Remembering Ed Carlson, Vietnam POW

Since last Veteran’s Day, Ken Burns’ in-depth documentary on the Vietnam War has aired. It is a powerful reminder of an unpopular war in which many “baby boomers” fought and died. It also prompts memories of the brutal treatment of American POWs and 1,350 who were listed as missing in action after the war ended. Some remain lost today.

Among the 571 American prisoners released in the winter of 1973 was U.S Army Maj. Ed Carlson, whose last assignment was senior Army advisor to the Washington National Guard.

Carlson, a 29-year veteran, was captured near the end of the war. He was held in a jungle camp along the Mekong River. He was a captive for 312 days. By comparison, Capt. Floyd Thompson, whose observation plane was shot down in March 1964, spent nine years as a POW, the longest in U.S. history.

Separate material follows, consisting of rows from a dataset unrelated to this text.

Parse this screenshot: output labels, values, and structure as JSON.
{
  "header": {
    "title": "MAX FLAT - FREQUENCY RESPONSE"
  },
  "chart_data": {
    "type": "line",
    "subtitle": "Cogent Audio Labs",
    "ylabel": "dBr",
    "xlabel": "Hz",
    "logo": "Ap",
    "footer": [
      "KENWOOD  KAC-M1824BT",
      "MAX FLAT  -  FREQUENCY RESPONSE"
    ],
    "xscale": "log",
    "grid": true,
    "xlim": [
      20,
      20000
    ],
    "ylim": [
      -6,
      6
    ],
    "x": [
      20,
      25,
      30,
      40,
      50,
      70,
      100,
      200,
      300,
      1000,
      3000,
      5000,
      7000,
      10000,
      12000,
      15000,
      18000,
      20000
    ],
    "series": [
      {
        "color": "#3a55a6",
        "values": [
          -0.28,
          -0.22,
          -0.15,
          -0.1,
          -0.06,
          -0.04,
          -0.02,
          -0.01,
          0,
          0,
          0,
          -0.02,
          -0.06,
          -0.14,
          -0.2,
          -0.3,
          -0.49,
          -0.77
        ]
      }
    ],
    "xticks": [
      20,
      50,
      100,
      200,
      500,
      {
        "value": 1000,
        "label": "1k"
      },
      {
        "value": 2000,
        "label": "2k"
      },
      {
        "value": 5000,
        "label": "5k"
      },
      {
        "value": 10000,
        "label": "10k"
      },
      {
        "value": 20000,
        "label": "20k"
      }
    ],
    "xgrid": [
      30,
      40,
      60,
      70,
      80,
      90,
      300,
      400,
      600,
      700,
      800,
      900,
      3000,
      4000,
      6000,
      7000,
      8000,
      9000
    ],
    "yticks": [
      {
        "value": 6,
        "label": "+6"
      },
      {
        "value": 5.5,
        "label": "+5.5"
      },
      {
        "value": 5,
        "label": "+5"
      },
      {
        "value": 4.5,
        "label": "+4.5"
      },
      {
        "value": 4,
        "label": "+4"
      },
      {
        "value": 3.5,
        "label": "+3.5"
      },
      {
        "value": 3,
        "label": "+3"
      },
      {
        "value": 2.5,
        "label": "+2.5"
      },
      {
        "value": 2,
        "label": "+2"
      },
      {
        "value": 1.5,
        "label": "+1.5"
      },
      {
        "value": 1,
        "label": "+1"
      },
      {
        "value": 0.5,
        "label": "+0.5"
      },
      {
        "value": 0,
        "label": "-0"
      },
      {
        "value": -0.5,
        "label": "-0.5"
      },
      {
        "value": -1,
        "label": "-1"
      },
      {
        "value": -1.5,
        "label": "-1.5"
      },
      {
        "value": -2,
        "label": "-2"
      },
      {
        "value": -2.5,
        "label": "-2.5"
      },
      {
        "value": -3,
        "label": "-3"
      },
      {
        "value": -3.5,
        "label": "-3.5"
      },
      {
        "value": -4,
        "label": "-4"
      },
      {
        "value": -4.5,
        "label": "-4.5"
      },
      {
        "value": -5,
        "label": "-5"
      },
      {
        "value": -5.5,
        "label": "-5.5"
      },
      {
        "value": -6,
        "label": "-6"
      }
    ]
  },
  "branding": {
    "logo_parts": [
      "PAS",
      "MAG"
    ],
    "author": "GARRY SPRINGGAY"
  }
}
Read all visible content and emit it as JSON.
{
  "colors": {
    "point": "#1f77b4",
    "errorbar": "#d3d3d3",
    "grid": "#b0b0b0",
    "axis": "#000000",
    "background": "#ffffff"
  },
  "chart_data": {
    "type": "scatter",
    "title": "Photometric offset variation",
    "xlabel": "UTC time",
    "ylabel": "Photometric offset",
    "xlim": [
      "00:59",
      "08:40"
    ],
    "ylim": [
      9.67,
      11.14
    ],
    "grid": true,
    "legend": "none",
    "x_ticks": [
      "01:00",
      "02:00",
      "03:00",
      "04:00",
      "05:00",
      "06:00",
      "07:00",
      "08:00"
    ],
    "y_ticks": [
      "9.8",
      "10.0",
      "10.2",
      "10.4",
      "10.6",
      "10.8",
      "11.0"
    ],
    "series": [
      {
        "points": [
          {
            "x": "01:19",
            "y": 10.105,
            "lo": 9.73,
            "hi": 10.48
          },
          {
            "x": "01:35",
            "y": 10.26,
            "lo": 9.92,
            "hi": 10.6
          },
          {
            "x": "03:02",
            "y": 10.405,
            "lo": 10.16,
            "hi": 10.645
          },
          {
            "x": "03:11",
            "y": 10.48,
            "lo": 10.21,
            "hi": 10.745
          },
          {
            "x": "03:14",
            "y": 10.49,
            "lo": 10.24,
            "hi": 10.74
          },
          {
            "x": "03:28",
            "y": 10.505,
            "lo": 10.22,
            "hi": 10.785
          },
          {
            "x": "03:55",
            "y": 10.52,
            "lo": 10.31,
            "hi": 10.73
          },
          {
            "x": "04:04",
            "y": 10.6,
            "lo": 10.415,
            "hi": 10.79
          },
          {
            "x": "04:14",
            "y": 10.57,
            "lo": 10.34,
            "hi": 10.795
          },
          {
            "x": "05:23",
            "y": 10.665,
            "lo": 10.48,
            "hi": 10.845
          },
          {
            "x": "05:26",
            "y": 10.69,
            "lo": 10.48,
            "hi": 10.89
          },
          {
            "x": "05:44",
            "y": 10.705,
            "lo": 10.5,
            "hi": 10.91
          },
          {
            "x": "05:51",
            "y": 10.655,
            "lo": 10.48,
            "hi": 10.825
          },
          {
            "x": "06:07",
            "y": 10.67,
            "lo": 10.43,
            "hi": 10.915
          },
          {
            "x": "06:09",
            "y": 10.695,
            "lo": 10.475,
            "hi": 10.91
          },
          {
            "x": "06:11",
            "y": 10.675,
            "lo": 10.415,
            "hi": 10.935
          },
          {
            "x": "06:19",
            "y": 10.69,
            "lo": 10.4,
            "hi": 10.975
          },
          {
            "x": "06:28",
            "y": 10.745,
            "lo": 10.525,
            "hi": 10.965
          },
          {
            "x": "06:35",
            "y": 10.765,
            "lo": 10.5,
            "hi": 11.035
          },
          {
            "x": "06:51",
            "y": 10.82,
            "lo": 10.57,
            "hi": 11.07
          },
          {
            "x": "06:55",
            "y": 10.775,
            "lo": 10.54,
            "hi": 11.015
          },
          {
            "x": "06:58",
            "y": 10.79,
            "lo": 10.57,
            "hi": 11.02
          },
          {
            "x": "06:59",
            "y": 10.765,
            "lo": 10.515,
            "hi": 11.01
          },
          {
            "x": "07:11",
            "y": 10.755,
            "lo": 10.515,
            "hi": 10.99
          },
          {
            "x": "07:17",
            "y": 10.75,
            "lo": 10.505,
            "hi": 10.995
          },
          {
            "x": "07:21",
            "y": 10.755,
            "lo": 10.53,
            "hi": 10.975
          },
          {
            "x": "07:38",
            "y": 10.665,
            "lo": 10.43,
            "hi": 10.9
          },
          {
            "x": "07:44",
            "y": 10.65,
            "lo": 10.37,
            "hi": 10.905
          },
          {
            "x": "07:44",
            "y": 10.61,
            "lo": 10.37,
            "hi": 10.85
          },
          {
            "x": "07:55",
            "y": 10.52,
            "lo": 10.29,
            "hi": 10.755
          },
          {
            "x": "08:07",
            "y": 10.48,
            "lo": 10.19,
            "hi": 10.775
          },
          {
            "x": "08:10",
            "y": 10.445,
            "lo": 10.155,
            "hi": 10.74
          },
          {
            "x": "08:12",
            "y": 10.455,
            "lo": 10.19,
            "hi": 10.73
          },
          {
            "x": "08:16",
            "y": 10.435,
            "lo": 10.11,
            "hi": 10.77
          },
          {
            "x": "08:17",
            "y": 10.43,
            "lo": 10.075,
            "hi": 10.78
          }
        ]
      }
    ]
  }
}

Carlson grew up in San Lorenzo, CA, and was commissioned as an artillery officer upon graduation from San Jose State in 1963. He served two tours in Vietnam.

In early April 1972, Carlson was heading home after completing his second stint. He was an artillery adviser to the South Vietnamese army (ARVN). He drove 90 miles from Loc Ninh to Saigon and turned in his gear.

The only thing standing between him and his family back home was an optional appreciation dinner at Loc Ninh with his South Vietnamese counterparts. Out of loyalty, Carlson helicoptered back, but the dinner never happened.

Just after the Huey dropped him off, 20,000 North Vietnamese assaulted the base cutting off supplies and reinforcements. After a fierce two-day battle, direct air support from helicopter gunships and fighter jets was lifted despite the pilots’ objections.

The base was quickly seized and Carlson and four other Americans were captured, put in tiny wooden cages and moved deep into the jungle. Carlson was suffering from chest wounds.

During their initial interrogation, they believed they would be executed. North Vietnamese guards put AK-47s to their heads and ordered them to talk. They never did.

Carlson’s weight dropped from 185 to 135 pounds from a meager diet of rice. There were no medications and his wounds were crudely treated. However, it was the discomforts of dysentery and the lack of sanitation which weakened his system and his will to live.